Тихая пастораль. Она же адская машина, которая тикает, грозя взорваться на Земле. Может быть. Что там планируют марсиане?
Орм вышел из машины и прошел к куполу. Широкие окна были открыты, двери распахнуты. Изнутри не доносилось ни звука. Но, заглянув внутрь, Орм увидел крешийца — тот сидел за столом и писал пером на бумаге.
Крешиец поднял глаза, будто услыхав Орма, хотя тот приблизился беззвучно.
— Заходи, Ричард! — сказал Хфатон. — Я тебя ждал.
Орм вошел, пульс его стучал как сумасшедший. Взял стул, на который показал Хфатон, и сел. Крешиец откинулся в кресле и улыбнулся ему через стол. Вид у него был довольный.
— Двери туннеля можно открыть. Ты бы в конце концов догадался, как это сделать. Но что потом? Включился бы сигнал тревоги в доме правительства и в системе туннелей. Там всегда есть люди. А если бы даже их и не было, ты не откроешь более одной двери без генератора звукового кода и без помощи двух людей у мониторов в доме правительства.
Орм пожал плечами:
— Я должен был попытаться.
— Конечно. Весьма похвально. Попытаться — это был твой долг. Но я удивлен и даже разочарован, что у твоих товарищей не оказалось твоей смелости и решительности.
— Они считают, что побег невозможен. И я их не стал привлекать. К тому же они так захвачены своим обучением, что вряд ли в самом деле хотят уйти. Пусть даже их долг — вернуться на Землю, если это возможно.
— Но есть и такая точка зрения, — сказал Хфатон, — что долг перед нацией должен отойти на задний план, если он требует предпочтения злу перед добром. Есть нечто высшее, чем нации или целый мир. Тебе бы следовало об этом подумать. Тогда бы ты понял, что Сынов Света следует предпочесть Сынам Тьмы. И ты бы отдал им свою преданность. Так бы ты поступил, если бы увидел, что большинство жителей Земли — Сыны Тьмы. И тогда…
— А почему я должен так считать? — вспыхнул Орм.
— Это ведь очевидно, — спокойно ответил Хфатон. — Ты и твои товарищи много рассказали нам о жизни на Земле. И там царят несправедливость, несчастье, нищета, убийство, все виды преступлений, а превыше всего — ненависть и злоба. В ваших руках силы, которые могли бы сделать Землю раем, насколько это возможно, но вы обратили эти средства во зло.
Он помолчал, и сказал еще:
— Я, естественно, полагаю, что вы говорили правду. Вряд ли вы нарочно нарисовали бы такую мрачную картину. А теперь ответь мне честно: не выше ли это общество всего, что ты видел на Земле?
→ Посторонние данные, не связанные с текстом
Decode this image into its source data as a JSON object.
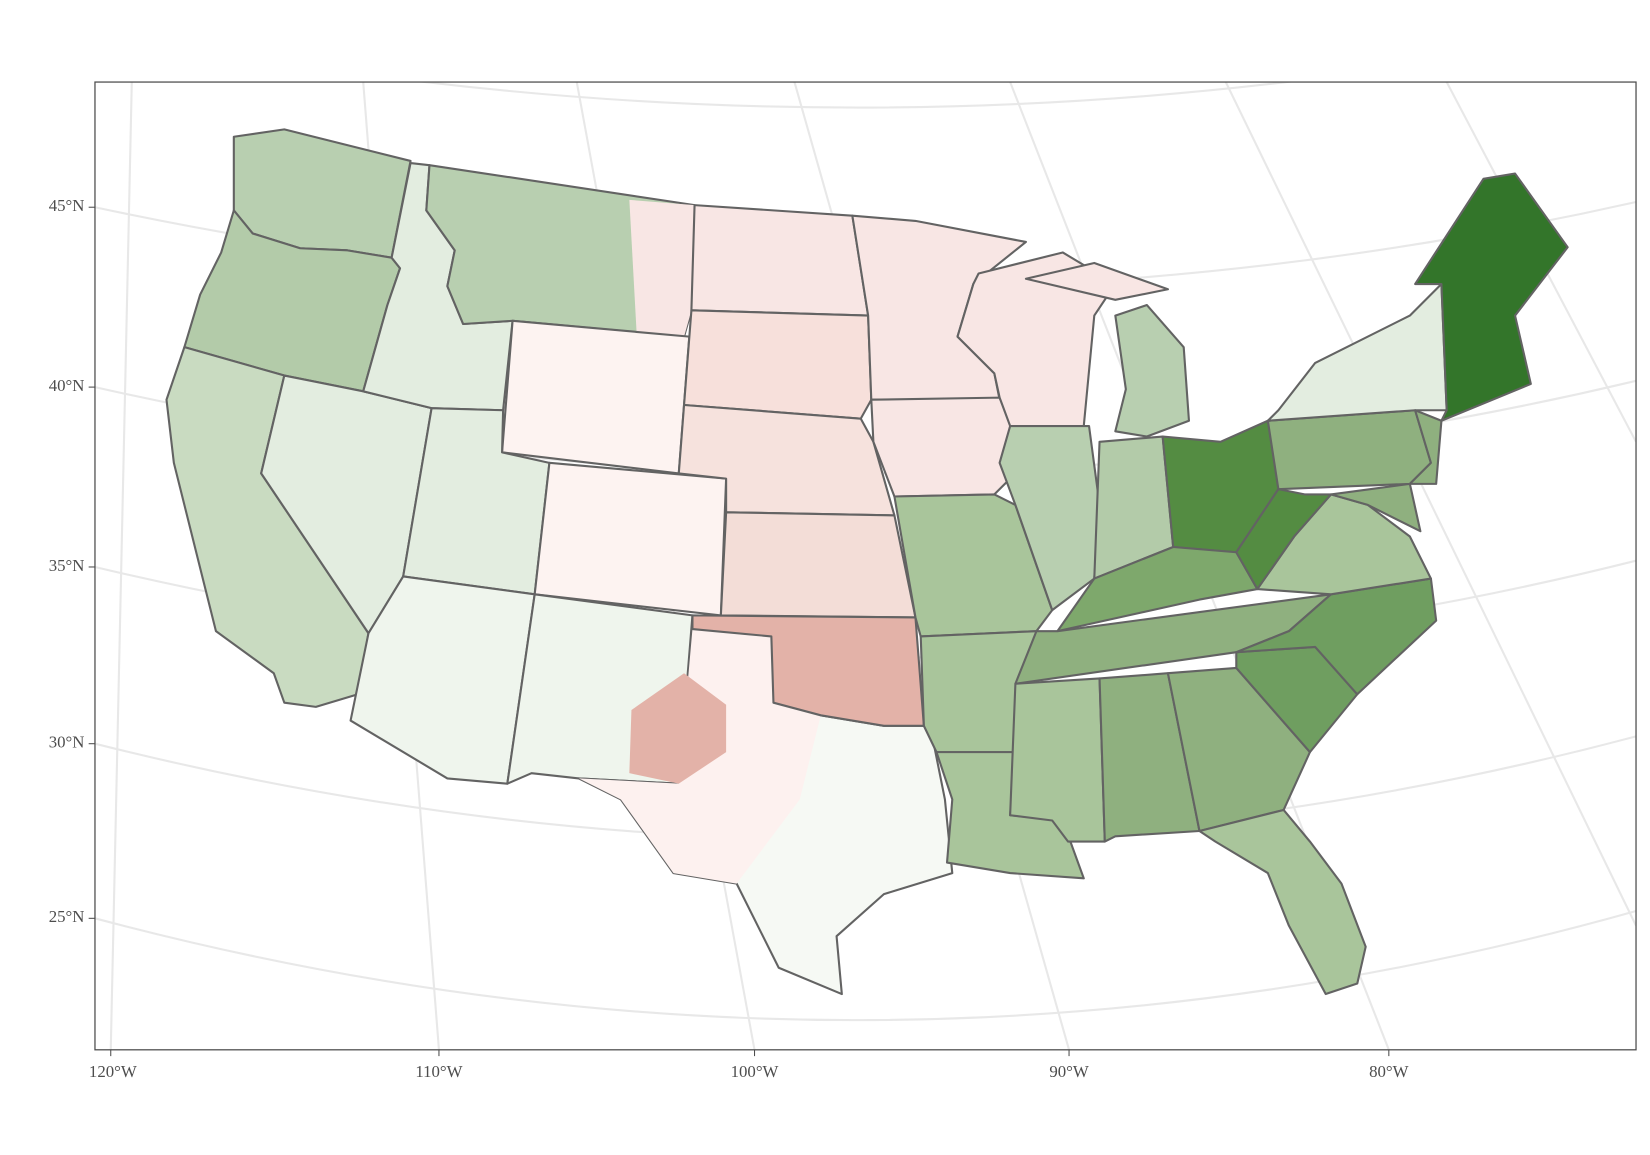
{
  "axes": {
    "lat_labels": [
      "45°N",
      "40°N",
      "35°N",
      "30°N",
      "25°N"
    ],
    "lon_labels": [
      "120°W",
      "110°W",
      "100°W",
      "90°W",
      "80°W"
    ]
  }
}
— Это так. Признаю, что все, мною до сих пор виденное, намного лучше земного. Но здешнее общество невелико, и вы избавлены от многих факторов, имеющихся на Земле. Ваше общество однородно. У вас нет множества рас, наций, языков, различия идеологий и религий. Нет у вас и традиций, висящих гирями на ногах, нет враждебности классов, рас и политических систем. Они стерлись, когда вы создали свою единую политико-религиозно-экономическую сущность. Вы взяли лишь одну традицию и развили ее без вмешательства прочих. Это вы сделали много лет назад, и у вас уже была развитая наука, позволившая дать вашему народу блага, которых мы, земляне, тогда были лишены.
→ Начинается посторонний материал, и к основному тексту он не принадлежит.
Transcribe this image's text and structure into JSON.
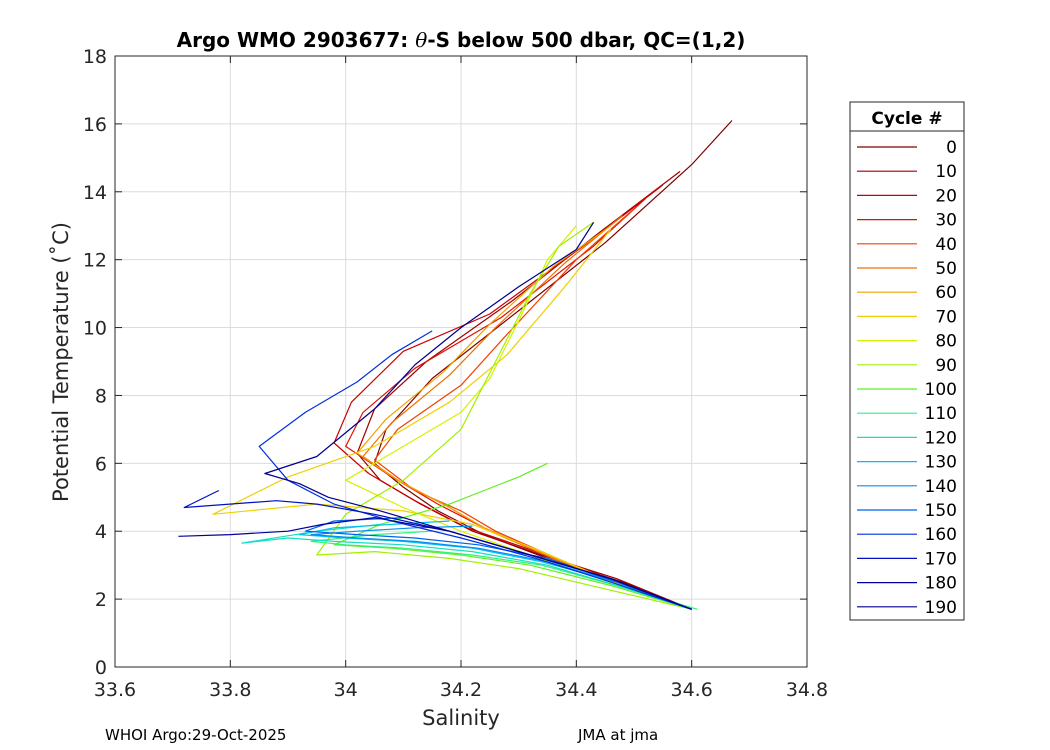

— Верно, — отозвался Хфатон. — Итак… мы могли бы дать вам те блага, которых у вас сейчас нет. Но, полученные в дар, они будут неизбежно обращены во зло.
— Я бы воды выпил, — сказал Орм. Хфатон поднялся со словами:
— Позволь мне тебе налить. Ты здесь у меня в гостях — хотя я тебя и не приглашал.
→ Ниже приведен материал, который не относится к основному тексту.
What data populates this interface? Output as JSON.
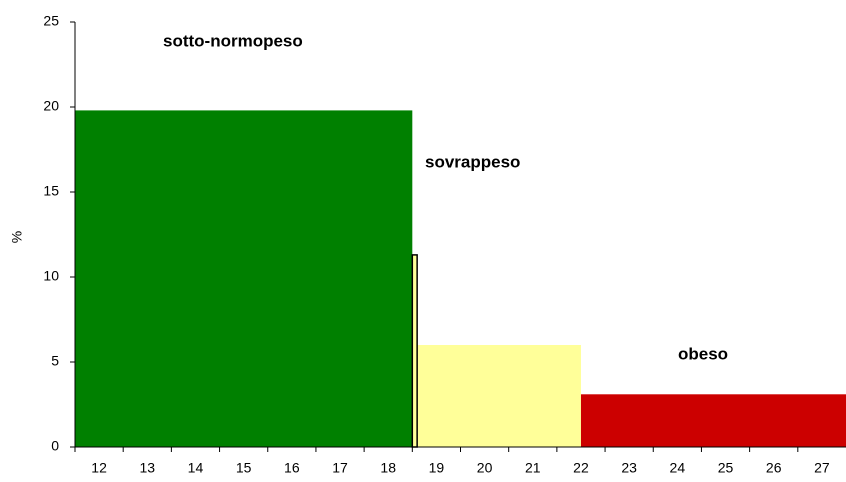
{
  "chart_data": {
    "type": "histogram",
    "ylabel": "%",
    "bins": [
      11.5,
      18.5,
      22,
      27.5
    ],
    "values": [
      19.8,
      6,
      3.1
    ],
    "colors": [
      "#008000",
      "#ffff99",
      "#cc0000"
    ],
    "extra_bar": {
      "bins": [
        18.5,
        18.6
      ],
      "value": 11.3,
      "color": "#ffff99"
    },
    "annotations": [
      "sotto-normopeso",
      "sovrappeso",
      "obeso"
    ],
    "xlim": [
      11.5,
      27.5
    ],
    "xticks": [
      12,
      13,
      14,
      15,
      16,
      17,
      18,
      19,
      20,
      21,
      22,
      23,
      24,
      25,
      26,
      27
    ],
    "ylim": [
      0,
      25
    ],
    "yticks": [
      0,
      5,
      10,
      15,
      20,
      25
    ]
  }
}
Он вышел в соседнюю комнату и вернулся с высоким стаканом.
— Вот, выпей Это тебе гораздо полезнее вина, которое ты сегодня столь неумеренно пил.
— Что ж, — ответил Орм, отпив воды, — ну, нагрузился я. Находясь под таким давлением, трудно не отпраздновать миг свободы.
— У тебя не было ни единого мига свободы, если ты имеешь в виду свободу от наблюдения. И ни единого шанса сбежать. Как не был ты никогда свободен ни в каком смысле. Подлинно свободен лишь тот, кто избавил себя от зла в себе. И наполовину свободен тот, кто ведет за это битву.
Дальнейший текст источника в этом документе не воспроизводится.